Stenehjem headed a study that found similar antibiotics use rates in small and large hospitals, and that small community hospitals weren’t using antibiotic stewardship programs. The study, published in PubMed in August 2017, describes the barriers the small hospitals encounter when implementing an antibiotic stewardship team. In the report, Stenehjem, et al “propose potential solutions that tailor stewardship activities to the needs of the facility and the resources typically available.”
From one doc to another
Dr. Raj Srivastava tells how Stenehjam’s solutions included a telemedicine initiative that paired rural providers with urban programs. Via teleconference technologies, small hospitals could participate in antibiotic stewardship awareness and protocols offered by large facilities.

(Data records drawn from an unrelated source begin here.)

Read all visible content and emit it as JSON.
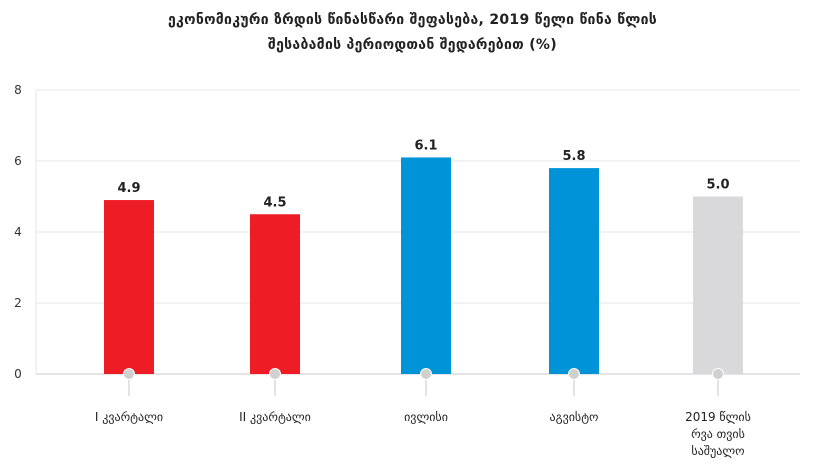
{
  "chart_data": {
    "type": "bar",
    "title_line1": "ეკონომიკური ზრდის წინასწარი შეფასება, 2019 წელი წინა წლის",
    "title_line2": "შესაბამის პერიოდთან შედარებით (%)",
    "categories": [
      [
        "I კვარტალი"
      ],
      [
        "II კვარტალი"
      ],
      [
        "ივლისი"
      ],
      [
        "აგვისტო"
      ],
      [
        "2019 წლის",
        "რვა თვის",
        "საშუალო"
      ]
    ],
    "values": [
      4.9,
      4.5,
      6.1,
      5.8,
      5.0
    ],
    "value_labels": [
      "4.9",
      "4.5",
      "6.1",
      "5.8",
      "5.0"
    ],
    "bar_colors": [
      "#ee1c25",
      "#ee1c25",
      "#0093d8",
      "#0093d8",
      "#d9d9db"
    ],
    "ylim": [
      0,
      8
    ],
    "yticks": [
      "0",
      "2",
      "4",
      "6",
      "8"
    ],
    "grid": true
  }
}
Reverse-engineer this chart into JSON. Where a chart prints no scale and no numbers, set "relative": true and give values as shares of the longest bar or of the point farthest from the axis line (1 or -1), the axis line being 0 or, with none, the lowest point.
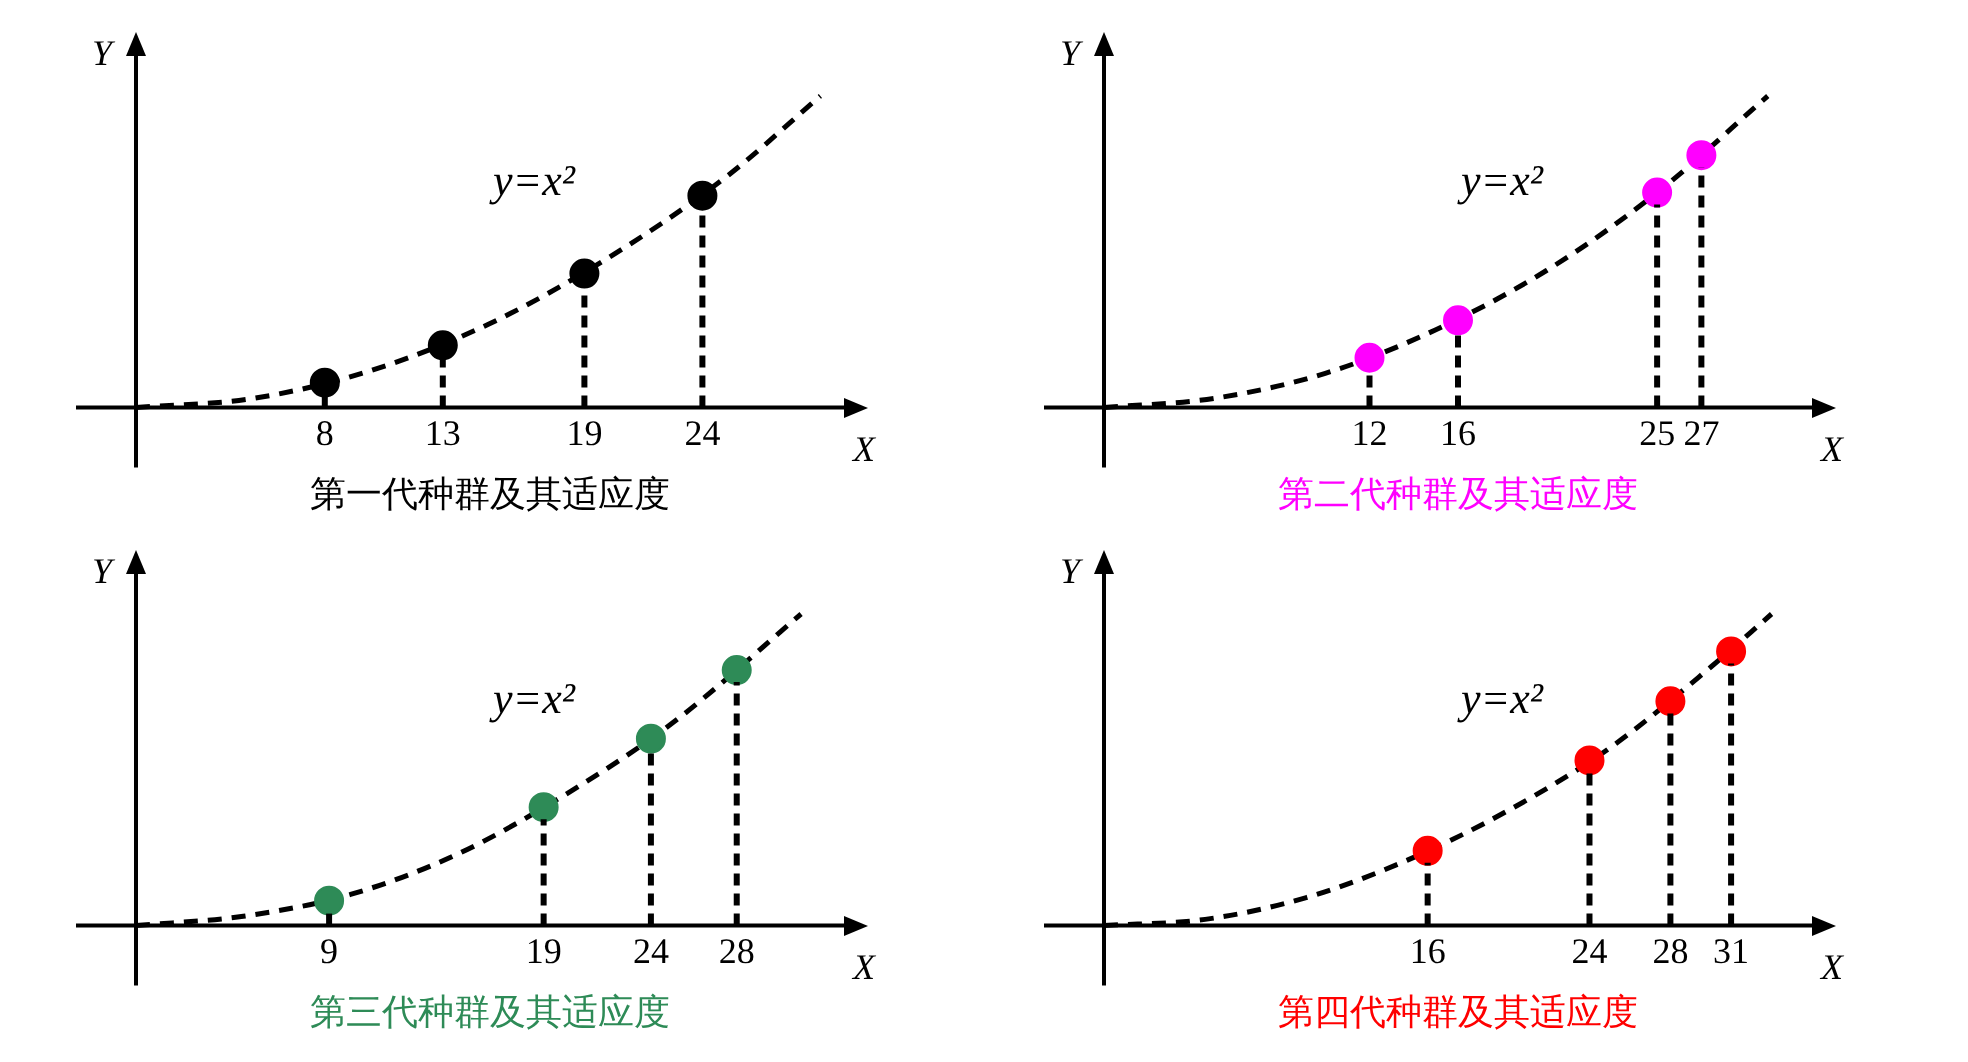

The program subsequently expanded beyond antibiotics. “Dr. Stenehjam started with antibiotics, Srivastava says, “and then his findings helped Intermountain just as they were starting to invest in telemedicine.”
“We’re running a virtual hospital,” adds Phillips. “We have ICU docs here [in urban centers] that provide expert care to remote clinics.” Often, for fairly severe cases that would previously have required transport to a major facility, “the patient is able to stay locally and get the same level of treatment” because the big-city specialist is only a screen away. “Small hospitals see a decrease in mortality, and cost of care is dropped.”
In expanding its research and development, Intermountain Healthcare isn’t trying to compete with other research facilities. Whereas, Srivastava says, other organizations might be “doing research for research’s sake,” Intermountain performs research with “a mandate to be a model healthcare system.”
To that end, “we focus on point-of-care delivery,” says Phillips. “It’s later in the research process than other research institutions.” In other words, find a problem with the way healthcare is delivered, then find the solution. “We’re all about providing better care,” he concludes, “because that’s what matters most to the patient.”